L’affaire de la nomination, en été 2025, au poste de chancelier du diocèse de Toulouse d’un prêtre condamné pour abus sexuels sur mineurs a suscité un vif émoi dans l’Église et la société françaises. Elle a soulevé la question très peu discutée jusqu’alors de la réintégration des prêtres reconnus coupables d’abus sexuels.
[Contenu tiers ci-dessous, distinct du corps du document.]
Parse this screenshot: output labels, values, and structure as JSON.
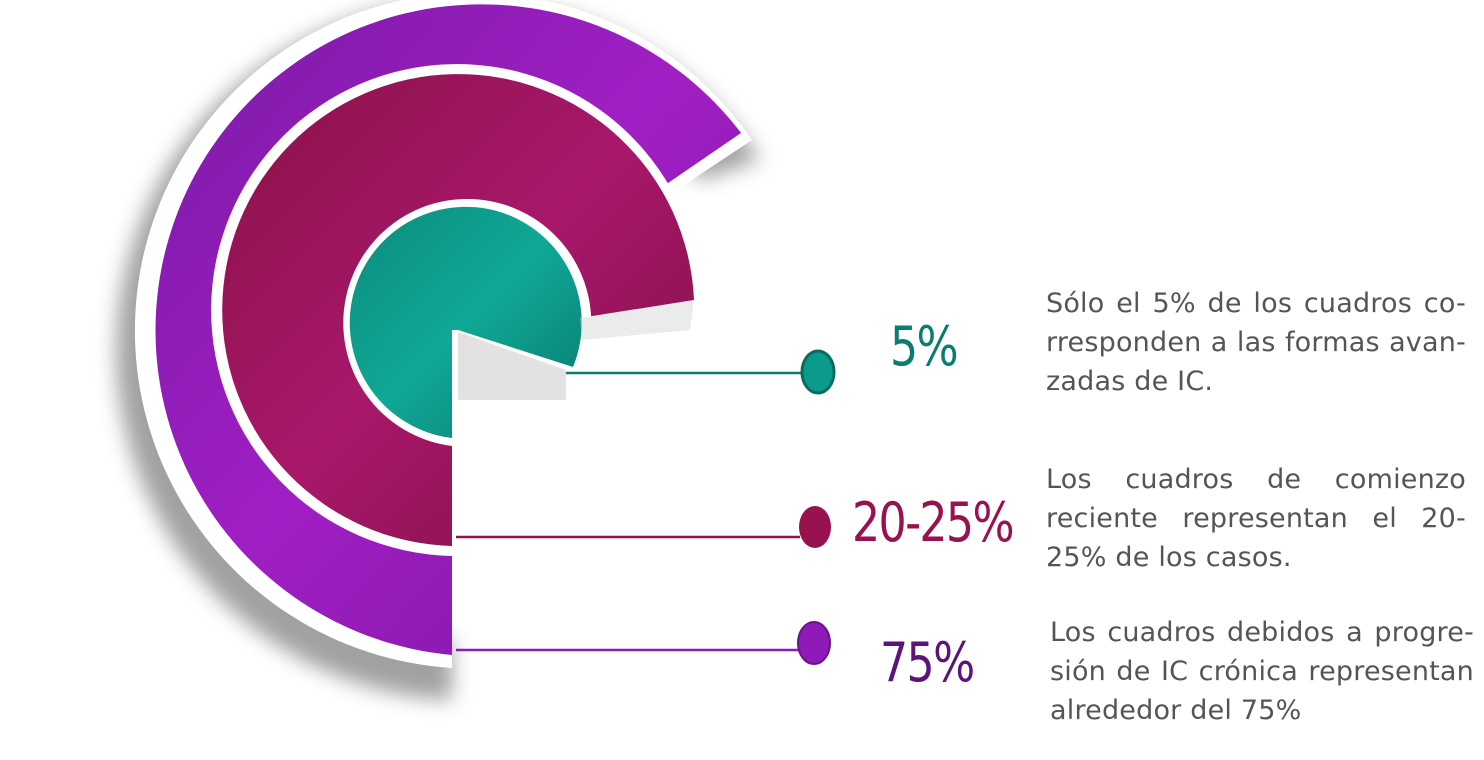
{
  "colors": {
    "teal": "#0a9b8c",
    "magenta": "#98124f",
    "purple": "#8f1ab8"
  },
  "segments": [
    {
      "id": "teal",
      "value_label": "5%",
      "value": 5,
      "description": "Sólo el 5% de los cuadros co-rresponden a las formas avan-zadas de IC."
    },
    {
      "id": "magenta",
      "value_label": "20-25%",
      "value_range": [
        20,
        25
      ],
      "description": "Los cuadros de comienzo reciente representan el 20-25% de los casos."
    },
    {
      "id": "purple",
      "value_label": "75%",
      "value": 75,
      "description": "Los cuadros debidos a progre-sión de IC crónica representan alrededor del 75%"
    }
  ]
}
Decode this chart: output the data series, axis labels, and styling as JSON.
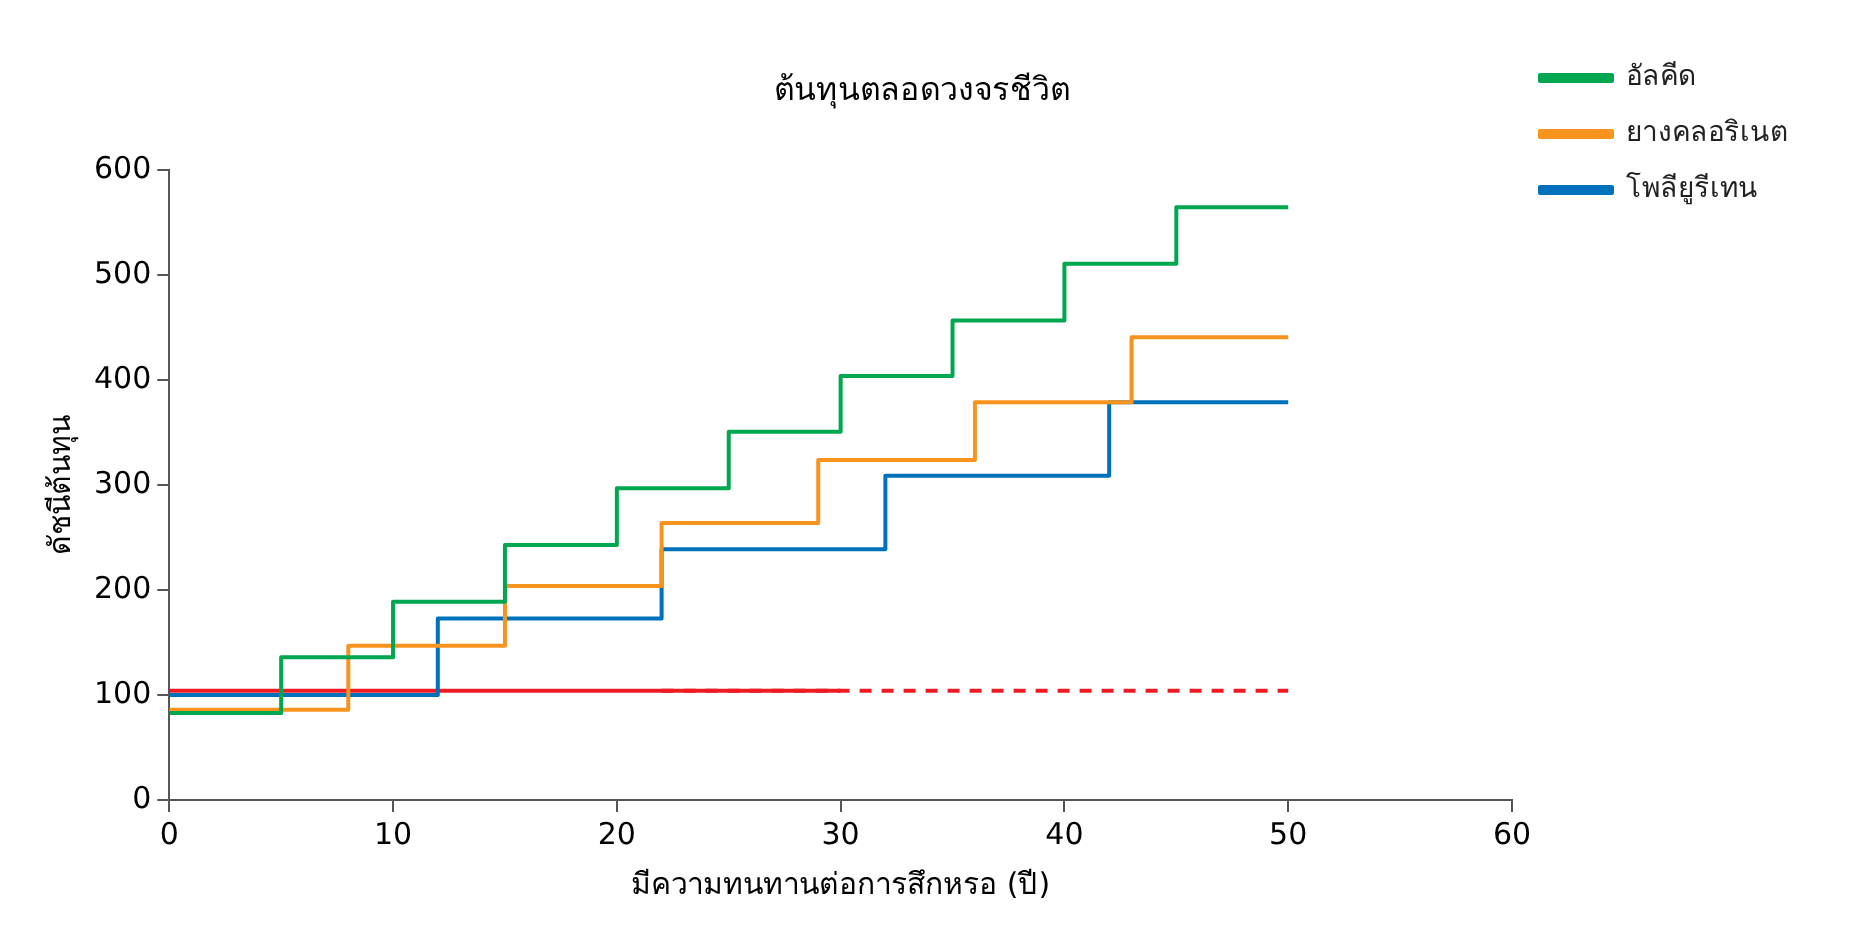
{
  "chart_data": {
    "type": "step",
    "title": "ต้นทุนตลอดวงจรชีวิต",
    "xlabel": "มีความทนทานต่อการสึกหรอ (ปี)",
    "ylabel": "ดัชนีต้นทุน",
    "xlim": [
      0,
      60
    ],
    "xticks": [
      0,
      10,
      20,
      30,
      40,
      50,
      60
    ],
    "ylim": [
      0,
      600
    ],
    "yticks": [
      0,
      100,
      200,
      300,
      400,
      500,
      600
    ],
    "grid": false,
    "legend": "top right",
    "line_style": "solid",
    "series": [
      {
        "name": "อัลคีด",
        "color": "#00a650",
        "x": [
          0,
          5,
          10,
          15,
          20,
          25,
          30,
          35,
          40,
          45,
          50
        ],
        "values": [
          83,
          136,
          189,
          243,
          297,
          351,
          404,
          457,
          511,
          565,
          565
        ]
      },
      {
        "name": "ยางคลอริเนต",
        "color": "#f7941d",
        "x": [
          0,
          8,
          15,
          22,
          29,
          36,
          43,
          50
        ],
        "values": [
          86,
          147,
          204,
          264,
          324,
          379,
          441,
          441
        ]
      },
      {
        "name": "โพลียูรีเทน",
        "color": "#0072bc",
        "x": [
          0,
          12,
          22,
          32,
          42,
          50
        ],
        "values": [
          100,
          173,
          239,
          309,
          379,
          379
        ]
      },
      {
        "color": "#ed1c24",
        "x": [
          0,
          30
        ],
        "values": [
          104,
          104
        ]
      },
      {
        "color": "#ed1c24",
        "x": [
          22,
          50
        ],
        "values": [
          104,
          104
        ],
        "line_style": "dashed"
      }
    ]
  }
}
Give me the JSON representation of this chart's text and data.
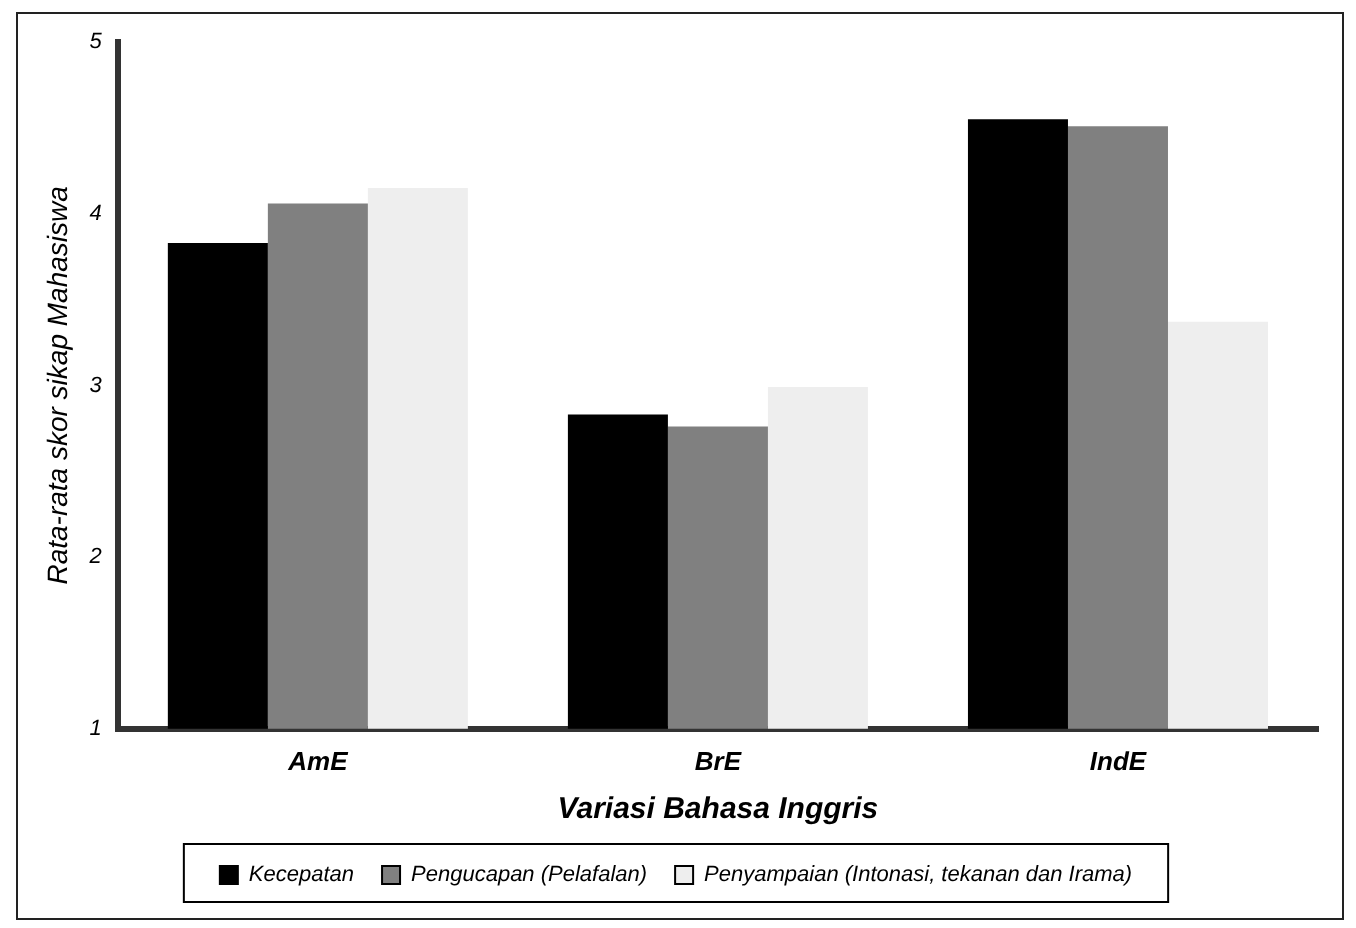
{
  "chart_data": {
    "type": "bar",
    "xlabel": "Variasi Bahasa Inggris",
    "ylabel": "Rata-rata skor sikap Mahasiswa",
    "categories": [
      "AmE",
      "BrE",
      "IndE"
    ],
    "series": [
      {
        "name": "Kecepatan",
        "color": "#000000",
        "values": [
          3.83,
          2.83,
          4.55
        ]
      },
      {
        "name": "Pengucapan (Pelafalan)",
        "color": "#808080",
        "values": [
          4.06,
          2.76,
          4.51
        ]
      },
      {
        "name": "Penyampaian (Intonasi, tekanan dan Irama)",
        "color": "#eeeeee",
        "values": [
          4.15,
          2.99,
          3.37
        ]
      }
    ],
    "ylim": [
      1,
      5
    ],
    "yticks": [
      1,
      2,
      3,
      4,
      5
    ],
    "grid": false,
    "legend": "bottom"
  }
}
Entre respect des victimes, devoir de miséricorde et justice restaurative, Carmen Avila, déléguée pour la prévention du diocèse de LGF, et Thierry Collaud, professeur émérite d’éthique à l’Université de Fribourg, échangent leurs points de vue.
« Face à une blessure profonde, personne ne peut être forcé au nom du Notre Père, de la justice ou de la charité à pardonner. » Mari-Carmen Avila
Dans la prière du ‘Notre Père’, les chrétiens disent: «Pardonne-nous nos offenses, comme nous pardonnons aussi à ceux qui nous ont offensés». Peut-on mettre des limites à cette injonction?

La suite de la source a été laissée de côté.